In conclusion, our study indicates that among women a healthy Nordic diet predicts better physical performance, and especially better aerobic endurance and upper- and lower-body strength 10 years later. In particular, high consumption of Nordic cereals and fruit and berries and low consumption of red and processed meat and total fat are related to better overall physical performance. Therefore, a healthy Nordic diet may subsequently decrease the risk of disability in old age. Future longitudinal studies are, however, needed to determine whether the beneficial associations of a healthy Nordic diet on physical performance are also found in other Nordic countries and closer regions.
Acknowledgements
The authors thank the volunteers for taking the time to participate in the clinical study, the research nurses for carrying out the clinical examinations and Niina Kaartinen, Tommi Korhonen and Sigrid Rosten for assisting with the technical aspects of the study.

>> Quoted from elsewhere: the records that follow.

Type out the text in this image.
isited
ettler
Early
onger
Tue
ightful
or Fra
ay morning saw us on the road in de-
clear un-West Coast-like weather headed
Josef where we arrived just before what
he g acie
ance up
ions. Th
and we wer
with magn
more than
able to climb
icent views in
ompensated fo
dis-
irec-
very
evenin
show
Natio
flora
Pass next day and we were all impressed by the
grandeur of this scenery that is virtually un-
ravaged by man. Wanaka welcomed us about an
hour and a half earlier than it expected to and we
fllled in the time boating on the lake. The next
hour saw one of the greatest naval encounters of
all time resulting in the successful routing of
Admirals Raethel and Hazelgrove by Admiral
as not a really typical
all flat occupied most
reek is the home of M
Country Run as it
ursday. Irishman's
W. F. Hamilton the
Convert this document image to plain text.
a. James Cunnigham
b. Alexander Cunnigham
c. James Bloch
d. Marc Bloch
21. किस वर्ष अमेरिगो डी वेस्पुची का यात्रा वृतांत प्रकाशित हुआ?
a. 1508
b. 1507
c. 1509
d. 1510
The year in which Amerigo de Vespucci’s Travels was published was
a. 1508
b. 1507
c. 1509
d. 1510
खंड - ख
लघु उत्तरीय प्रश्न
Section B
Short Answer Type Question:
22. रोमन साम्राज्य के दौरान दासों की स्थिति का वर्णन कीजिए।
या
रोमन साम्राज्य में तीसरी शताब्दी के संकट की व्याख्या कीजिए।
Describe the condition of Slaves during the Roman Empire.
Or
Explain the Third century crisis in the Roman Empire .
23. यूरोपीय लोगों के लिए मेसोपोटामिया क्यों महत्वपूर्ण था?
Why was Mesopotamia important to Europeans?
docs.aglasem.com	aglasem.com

The present study was financially supported by grants from the Academy of Finland, Finska Läkaresällskapet, Samfundet Folkhälsan, Juho Vainio Foundation, Signe and Ane Gyllenberg Foundation, Yrjö Jahnsson Foundation, Diabetes Research Foundation, Finnish Foundation for Cardiovascular Research and Emil Aaltonen Foundation. The funding sources had no role in the study design; collection, analysis or interpretation of the data; or writing of the report.
The contribution of each author was as follows: M.-M. P. wrote the first draft of the manuscript and carried out the statistical analysis; M.-M. P., M. v. B. and J. G. E. contributed to the conception and design of the study; M. K. S., N. K., M. S., S. M. and E. K. participated in the collection and preparation of the data; M. v. B., P. P. and T. R. participated in the conception of the physical performance test. All the authors contributed to the critical revision of the manuscript.
None of the authors has any conflicts of interest to declare.